Kabir gave me this book after reading it. I completed reading it in Dec last year but didn’t get around to posting a review. This is also a book that I haven’t read on a Kindle :). Ages since I did that. The challenge I have of not reading a book  on Kindle is I cant make notes, because I don’t write on a book ever. On Kindle I can make notes, highlight whatever I want. Anyway this is a review about the book and not about how I read !!

Well, the review is also similar to how I meandered on to my reading habits while reviewing the book – its all over the place. I loved “Durbar”. In “India’s broken tryst” its more about Tavleen’s life in Mumbai and Delhi and interesting tidbits about the street children and their lives. I felt there is a disproportionate sense of her own importance where she mentions about Mrs. Sonia Gandhi creating trouble for her life partner in his real estate project because of her dislike for Tavleen …ahhh, I think Mrs. Sonia Gandhi had so much power then and so much wealth that Tavleen or her partner honestly didn’t matter. Also she has never been in active politics and doesn’t show any inclination to join anytime soon, so she was no threat to Mrs. Sonia Gandhi. A few pages I felt were wasted on that.

I did like the overall theme of the book which is to say that we haven’t necessarily lived up to our tryst with destiny. I agree, we haven’t. The fact that UP, the state that the “Gandhi” family has been winning elections from is in an abysmal state is proof enough, or for that matter the fact that the government hospitals are in a terrible state, or that there are hardly any facilities for the disabled as Tavleen points out in the book. I didn’t understand why the side stories of those street children had to be brought in or the visits to the orphanage to rescue some child or the other … they are very powerful stories by themselves and Tavleen obviously has her heart in the right place as she tries to help many of them, but they stand around as individual stories rather than being part of the overall narrative.

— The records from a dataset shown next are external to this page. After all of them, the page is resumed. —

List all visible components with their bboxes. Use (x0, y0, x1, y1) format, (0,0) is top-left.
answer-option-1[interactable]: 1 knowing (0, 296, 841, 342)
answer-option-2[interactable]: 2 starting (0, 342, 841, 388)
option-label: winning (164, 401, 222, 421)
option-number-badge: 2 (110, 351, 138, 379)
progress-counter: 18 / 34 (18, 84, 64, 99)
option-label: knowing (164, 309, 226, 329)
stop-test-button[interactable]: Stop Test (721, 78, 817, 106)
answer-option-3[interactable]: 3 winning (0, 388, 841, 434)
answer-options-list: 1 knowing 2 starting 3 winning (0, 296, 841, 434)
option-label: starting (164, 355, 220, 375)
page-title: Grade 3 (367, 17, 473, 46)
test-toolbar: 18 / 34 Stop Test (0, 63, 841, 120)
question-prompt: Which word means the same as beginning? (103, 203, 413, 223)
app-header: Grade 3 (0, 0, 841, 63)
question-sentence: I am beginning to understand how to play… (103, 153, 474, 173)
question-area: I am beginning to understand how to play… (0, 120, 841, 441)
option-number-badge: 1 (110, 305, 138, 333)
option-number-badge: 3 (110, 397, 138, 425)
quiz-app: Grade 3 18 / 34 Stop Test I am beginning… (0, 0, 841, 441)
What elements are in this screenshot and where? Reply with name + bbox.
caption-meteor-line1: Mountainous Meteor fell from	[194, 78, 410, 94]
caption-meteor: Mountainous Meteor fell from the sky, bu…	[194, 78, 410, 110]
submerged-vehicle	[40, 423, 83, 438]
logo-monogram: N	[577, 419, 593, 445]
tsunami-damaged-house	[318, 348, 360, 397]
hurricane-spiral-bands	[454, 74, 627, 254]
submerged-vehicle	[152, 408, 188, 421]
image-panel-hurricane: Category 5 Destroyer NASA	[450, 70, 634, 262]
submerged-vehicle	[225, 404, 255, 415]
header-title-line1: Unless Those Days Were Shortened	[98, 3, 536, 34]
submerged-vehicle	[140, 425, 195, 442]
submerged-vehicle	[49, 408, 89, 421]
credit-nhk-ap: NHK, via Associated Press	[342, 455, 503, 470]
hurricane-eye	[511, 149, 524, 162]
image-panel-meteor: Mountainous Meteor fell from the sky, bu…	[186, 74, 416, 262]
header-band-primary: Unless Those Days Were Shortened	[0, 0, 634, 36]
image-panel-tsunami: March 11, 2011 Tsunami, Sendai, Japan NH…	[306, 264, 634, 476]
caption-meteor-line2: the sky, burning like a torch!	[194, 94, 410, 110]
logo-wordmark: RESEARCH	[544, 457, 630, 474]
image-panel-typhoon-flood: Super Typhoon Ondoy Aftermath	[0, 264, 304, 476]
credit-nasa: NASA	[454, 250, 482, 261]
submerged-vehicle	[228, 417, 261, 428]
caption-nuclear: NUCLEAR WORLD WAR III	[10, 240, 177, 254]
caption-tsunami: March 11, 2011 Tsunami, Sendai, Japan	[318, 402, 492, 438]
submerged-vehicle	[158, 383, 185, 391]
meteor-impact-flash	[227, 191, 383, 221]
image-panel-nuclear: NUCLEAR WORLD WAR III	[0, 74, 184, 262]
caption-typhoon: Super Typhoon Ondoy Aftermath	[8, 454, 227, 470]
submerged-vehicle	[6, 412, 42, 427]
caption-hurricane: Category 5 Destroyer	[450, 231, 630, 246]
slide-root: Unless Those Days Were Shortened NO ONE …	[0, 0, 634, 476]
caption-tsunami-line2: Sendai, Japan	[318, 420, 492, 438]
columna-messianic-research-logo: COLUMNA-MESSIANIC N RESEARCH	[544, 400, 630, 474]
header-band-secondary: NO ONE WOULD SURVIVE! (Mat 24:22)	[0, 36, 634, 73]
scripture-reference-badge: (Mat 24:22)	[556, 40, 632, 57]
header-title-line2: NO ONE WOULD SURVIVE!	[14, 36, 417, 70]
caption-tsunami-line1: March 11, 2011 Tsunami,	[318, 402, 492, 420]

At the end of the book is a word of caution for Mr. Modi and a good word of caution. Durbar made me think about the Nehru-Gandhi family a bit more and gave me insights that were fascinating, but this book, just gave me a few stories about the street children in Mumbai which caught my attention. So my recommendation would be to just borrow the book and read it – I may not be very willing to pay for this one, unlike Durbar.